Я начала одеваться для него, в основном полагаясь на новое серо-коричневое платье-свитер, купленное в бутике в центре города на свежезаработанные деньги. Продавщицы там гламурно пресмыкались перед покупателями, а цвета одежды назывались как-нибудь вроде «платина» или «пемза». Доселе незнакомые мне тонкие оттенки нейтральных цветов: «палевый», «пармезан», «перекати-поле», «перламутровый», «пергамент», «пороховая синь». Были и цвета поярче. Их названия звучали как считалочка, под которую прыгают со скакалкой. Паприка, пино, папайя! Пальма, пиния, перу! Перидот. Персиковый. Персидская зелень. Пламя. Пурпур. Первоцвет. Полярный лед. Последний вздох Жако. Пироп. Пшеничный. Пюсовый. Мое новое платье было «устричного» цвета, который, на мой взгляд, мало чем отличался от «инжирно-серого». Я звала это платье «палочным», потому что оно было как раз такого цвета, какого бывают палочки. Я росла вдали от моря и ничего не знала об устрицах. Платье было того же оттенка, что грязная картофелина сорта «рассет», пока ее не окатили водой из шланга. Вроде бы оно мне шло: глаза казались темнее, а волосы шелковистее. Но, может быть, этот цвет мне нравился только потому, что отличался от всей остальной моей одежды: у меня в гардеробе преобладали желтовато-зеленые вещи, гармонирующие с цветом зубов. Вскоре, после неудачной, но не совсем катастрофической, стирки, я переименовала платье в «свалочное». Неужели он не знает, что это у меня не настоящая грудь? Во всяком случае, не совсем настоящая? Или парни даже не хотят знать таких вещей? Девушки ходят, нацепив эти мягкие выросты, а парни при виде их только восторженно ухают, как Гомер Симпсон. Может быть, когда Бог сказал: «Да будет свет», согласно подлинной, правильной Библии, которую человечество еще не нашло, Он также сказал: «Да будет восторженное уханье». Спасибо Тебе, Господи.

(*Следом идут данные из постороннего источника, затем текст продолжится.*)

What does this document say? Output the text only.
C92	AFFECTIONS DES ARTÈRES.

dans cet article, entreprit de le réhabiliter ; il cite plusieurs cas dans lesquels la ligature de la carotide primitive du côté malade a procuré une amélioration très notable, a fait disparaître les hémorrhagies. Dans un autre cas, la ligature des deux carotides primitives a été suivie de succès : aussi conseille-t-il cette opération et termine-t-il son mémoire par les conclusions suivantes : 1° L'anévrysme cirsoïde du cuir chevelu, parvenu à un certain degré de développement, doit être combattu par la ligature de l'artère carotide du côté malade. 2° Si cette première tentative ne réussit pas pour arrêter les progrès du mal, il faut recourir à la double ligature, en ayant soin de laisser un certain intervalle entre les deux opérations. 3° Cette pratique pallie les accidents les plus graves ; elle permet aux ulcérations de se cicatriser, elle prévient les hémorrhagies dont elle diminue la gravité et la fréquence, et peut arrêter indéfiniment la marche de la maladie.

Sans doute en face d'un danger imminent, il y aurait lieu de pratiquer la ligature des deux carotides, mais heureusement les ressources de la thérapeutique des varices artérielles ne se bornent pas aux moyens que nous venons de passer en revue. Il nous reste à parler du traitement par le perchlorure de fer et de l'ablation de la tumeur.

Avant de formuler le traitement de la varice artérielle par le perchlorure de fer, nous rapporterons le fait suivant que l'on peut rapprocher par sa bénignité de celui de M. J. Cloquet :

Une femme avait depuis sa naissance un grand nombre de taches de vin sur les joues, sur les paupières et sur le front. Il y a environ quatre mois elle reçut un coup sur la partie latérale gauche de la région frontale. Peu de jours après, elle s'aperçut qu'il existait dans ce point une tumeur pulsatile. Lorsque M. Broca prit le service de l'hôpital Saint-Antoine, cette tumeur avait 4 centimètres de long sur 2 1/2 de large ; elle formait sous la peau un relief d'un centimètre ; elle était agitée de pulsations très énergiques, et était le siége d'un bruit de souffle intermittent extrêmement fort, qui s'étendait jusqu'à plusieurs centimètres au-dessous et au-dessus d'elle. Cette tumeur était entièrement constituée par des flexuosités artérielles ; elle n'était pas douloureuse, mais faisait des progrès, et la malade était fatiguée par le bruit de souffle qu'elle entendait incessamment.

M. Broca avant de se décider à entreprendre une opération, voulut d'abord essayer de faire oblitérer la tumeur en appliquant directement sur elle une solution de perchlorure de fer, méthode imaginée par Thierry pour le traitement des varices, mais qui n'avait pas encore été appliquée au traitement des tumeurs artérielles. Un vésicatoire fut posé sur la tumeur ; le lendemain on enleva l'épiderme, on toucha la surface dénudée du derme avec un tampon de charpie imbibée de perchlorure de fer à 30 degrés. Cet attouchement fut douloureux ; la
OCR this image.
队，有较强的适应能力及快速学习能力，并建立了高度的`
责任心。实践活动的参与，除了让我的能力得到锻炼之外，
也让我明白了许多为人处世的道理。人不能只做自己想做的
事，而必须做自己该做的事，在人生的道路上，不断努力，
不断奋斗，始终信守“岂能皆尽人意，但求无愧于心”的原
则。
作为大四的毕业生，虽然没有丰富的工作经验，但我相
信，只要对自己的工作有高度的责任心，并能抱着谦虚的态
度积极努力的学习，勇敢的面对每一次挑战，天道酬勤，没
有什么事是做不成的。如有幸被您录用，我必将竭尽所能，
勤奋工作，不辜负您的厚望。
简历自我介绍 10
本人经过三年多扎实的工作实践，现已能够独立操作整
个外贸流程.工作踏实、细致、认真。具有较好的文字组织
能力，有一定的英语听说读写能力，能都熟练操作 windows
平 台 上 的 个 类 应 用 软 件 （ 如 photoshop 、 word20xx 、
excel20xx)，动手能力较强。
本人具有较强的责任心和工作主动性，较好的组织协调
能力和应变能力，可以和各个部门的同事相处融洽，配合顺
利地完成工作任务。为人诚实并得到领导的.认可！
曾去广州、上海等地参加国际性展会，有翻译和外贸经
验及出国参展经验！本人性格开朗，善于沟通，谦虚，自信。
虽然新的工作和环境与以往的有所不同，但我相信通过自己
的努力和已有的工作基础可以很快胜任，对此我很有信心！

Когда лекция кончалась, мы с бразильцем выходили из аудитории вместе. Он шел рядом со мной, высокий, длинноногий, длиннорукий, а я шла рядом с ним, подлаживаясь под его шаг и чувствуя, что мне вручили ценнейший подарок. Как-то раз мы дошли до самой кофейни, и я спросила, не хочет ли он выпить со мной кофе, и он сказал: «Нет».
— Ну да, возить уголь в Ньюкасл и все такое, — я засмущалась и засуетилась. — С чего бы бразильцу пить кофе в Штатах. Сама не знаю, как я могла сморозить такое.
Я повернулась, чтобы уйти.
— Я бы выпил кока-колы, — сказал он.
— Окей, — ответила я. — У них там только пепси. Сойдет?
— Окей, — ответил он. Когда он улыбался, становилось ясно, что у некоторых людей в черепе целая электростанция: она подает наружу тепло и электричество через зубы и глаза.
— Научи меня говорить что-нибудь по-португальски, — сказала я. Мы сидели с напитками за столиком в глубине кофейни, рядом со столом, на котором разложены журналы и рекламные листовки.